— В том и беда наша: бабы каются, а девки собираются.
— Меня свое, Катя, гложет, — вдруг пожаловался Костя, опуская в карманы брюк по бутылке. — Лучше бы не приезжать, черт.
Катя в сладкой беседе совсем было собралась отвести свою душу перед Костей, но он, какой-то беспонятливый, взял и скомкал разговор и тем обидел ее.
— Вы, парни, все такие — только о себе, — сказала она с вызовом. — Именно свое гложет. Не приезжать бы… Все: я да я. Ты к матери присмотрись хорошенько — она все твои печали насквозь видит. Тоже потом не на вине, так на эгоизме перекосит. Колька Самоваров, можно сказать, совсем не пьет, а Клашка у него в подтирышах ходит. Тоже не светит девке. А была — на всю школу. Небось помнишь?
— Смазливая, точно. Да не нами сказано, Катя: у хорошей жены и муж что надо, — без сомнения заявил Костя и добавил: — И эгоист я, и с Колькой Самоваровым сравняла, а я пригласить пришел завтра на могилки. Уеду, может, тосковать по тебе стану. Я, Катя, по-солдатски, слов на ветер не бросаю.
— Оно и видно, — с едва скрытой усмешкой отозвалась Катя и совсем померкла.
Но Булавин увлекся ролью счастливого гостя и не заметил Катиной перемены. Ловко напоказ одной рукой обхватил коробку с гвоздями и бодро вышагал на крыльцо.
Катя осталась какая-то потерянная, и среди залежей неходовых товаров ей сделалось так одиноко, что слезы ослепили ее. Чтобы не расплакаться, стиснула зубы и взялась переставлять ящики с мылом, которые со дня привоза мешали ходить за прилавком. Дело, однако, валилось из рук, потому что невысказанная и угнетенная ожиданиями душа ее плакала навзрыд. «Дура я, дура и есть, — начала она уговаривать себя, немного успокоившись. — Ну, зачем это молодому-то парню мои печали? У них теперь, глянешь, вся рожа в шерсти, а ума только что на футбол. До тридцати лет ходит в недоумках, а тут чего не передумано, душа, кажется, вся выболела. Боже мой… «И эгоист я». А что, не эгоист, что ли? «Пригласить пришел!» Так и разбежалась. Хоть бы послушал, постарался понять…»

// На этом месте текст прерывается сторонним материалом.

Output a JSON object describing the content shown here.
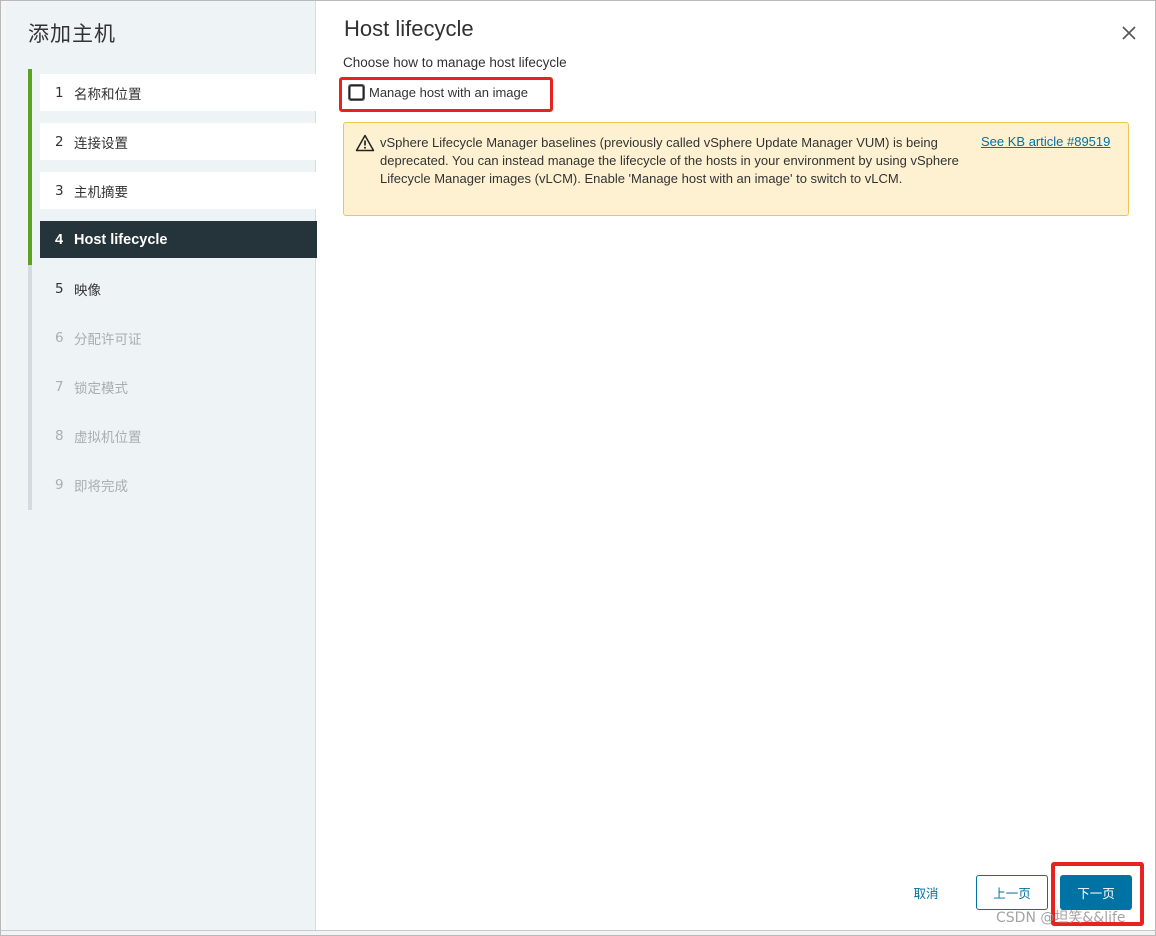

В работе Катя немного забылась, но когда пришла домой, то опять стала думать о Косте, и, странно, уже не было на него сердца, а, наоборот, нахлынули мысли, оправдывающие его. Да разве это плохо, если он не пустослов, не балаболка. А сказал — верь ему. «Уеду, может, тосковать по тебе стану». Много ли сказал, а ты, Катя, думай. Думай, идти тебе завтра на могилки или не ходить. «Ой нет, идти надо. Да надо ли? Но поговорил бы, облегчил. А что изменится; в сетях я, в сетях. Не было еще такого. Вот она, кукушечка-то, пойди узнай, что накликала». Перед глазами Кати то и дело мелькала Костина разлапистая рука, обхватившая коробку с гвоздями, и хотелось со всей одолевшей силой нежности прижаться к этой руке. Чем больше Катя думала о нем, тем больше забывала себя, потому что предвидела свое безмолвие перед ним и радость своего смирения. Костя в это время, утомленный, бессонной ночью, спал на сеновале, а рядом с ним невыключенный транзистор наяривал песни о космосе.
…Утро было чистое, свежее, солнечное. В палисаднике на черемухе и на резных наличниках кричали воробьи. С задранного колодезного журавля совсем осмысленно кому-то подсвистывал скворец. В огороде, разрывая оттаявшие грядки, горланил петух, и так напрягался, что в горле у него ходили хрипы.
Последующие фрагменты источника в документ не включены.